Ustad Muhammad Akbari (استاد محمد اکبری) known as Ustad Akbari, is a former Afghan jihadist commander in Afghanistan, who has held various political affiliations during periods of conflict in Afghanistan. He was the representative of Bamyan during the fifteenth and sixteenth sessions of Afghanistan's parliament, and a member of the House of Elders from 2017 onward.

== Early life ==
Muhammad Akbari was born in 1945 in Afghanistan in Waras District of Bamyan Province. Akbari studied primary education in Islamic schools in Bamyan, Afghanistan from 1961 to 1971, later studying more in Iraq. In 1976 he earned the equivalent of a bachelor's degree in religious studies from a university in Iraq, later acquiring a Ph.D-level education.
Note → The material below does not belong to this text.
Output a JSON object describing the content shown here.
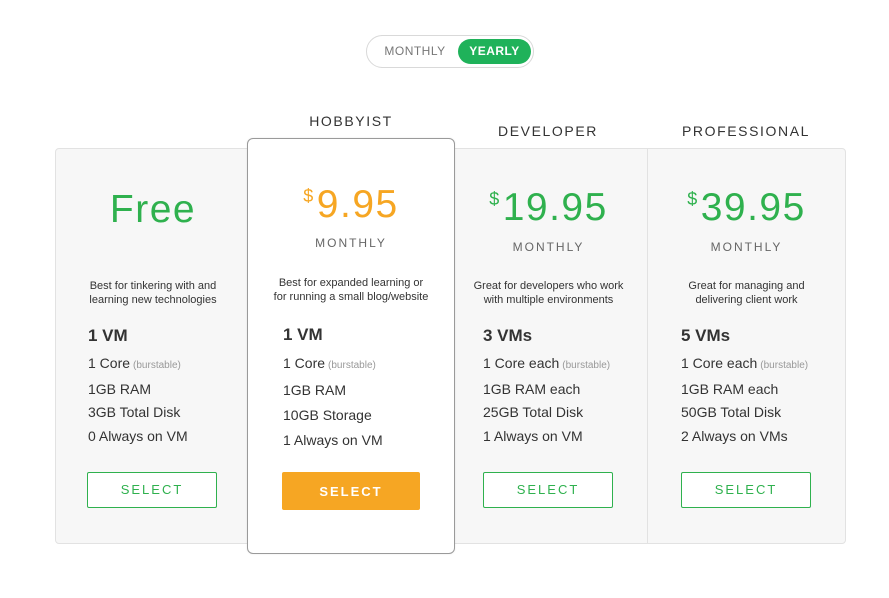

== Relations with the Taliban ==
Prior to the Taliban's takeover of Kabul, Ustad Akbari was a senior member in Islamic Unity Party of Afghanistan, the primary Hazara party of Afghanistan. Due to conflicts with the leader of the party's central leadership under Abdul Ali Mazari, who he accused of a coup within the party, he struck an agreement with the Taliban and created a separate branch of the party known as the National Islamic Unity Party of Afghanistan, which gained the allegiance of most party members around Bamyan province. During this period of the first Taliban government, he was considered the senior-most Shia Hazara to support the Taliban.
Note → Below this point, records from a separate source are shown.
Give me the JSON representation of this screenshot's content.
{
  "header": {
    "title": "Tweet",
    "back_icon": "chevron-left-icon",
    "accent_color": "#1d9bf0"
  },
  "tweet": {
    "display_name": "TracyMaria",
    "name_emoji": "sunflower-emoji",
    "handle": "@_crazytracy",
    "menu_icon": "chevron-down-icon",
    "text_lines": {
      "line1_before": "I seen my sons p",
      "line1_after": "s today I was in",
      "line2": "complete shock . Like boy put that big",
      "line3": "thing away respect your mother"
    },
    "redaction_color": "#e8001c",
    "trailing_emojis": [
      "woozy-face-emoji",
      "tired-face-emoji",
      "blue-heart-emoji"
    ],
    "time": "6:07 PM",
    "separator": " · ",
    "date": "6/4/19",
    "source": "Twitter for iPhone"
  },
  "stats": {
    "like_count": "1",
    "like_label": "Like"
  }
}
Following the American Invasion of Afghanistan, Ustad Akbari continued to represent his home region of Bamyan, no longer being affiliated with the Taliban. He was elected to lead Bamyan in the fifteenth and sixteenth sessions of the Afghan parliament, before becoming a member of the House of Elders in 2017.

After the Taliban offensive of 2021 brought the Islamic Emirate back to power, he issued various statements in support of working with them. He participated in Jafar Mahdavi's Shia Commission in meeting with the Taliban, and encouraged the appointment of Shias to positions of political power in the new government. He later met with Minister of Information and Culture Khairullah Khairkhwa and Spokesperson of the Ministry of Foreign Affairs Abdul Qahar Balkhi to discuss the situation of Afghan Shias.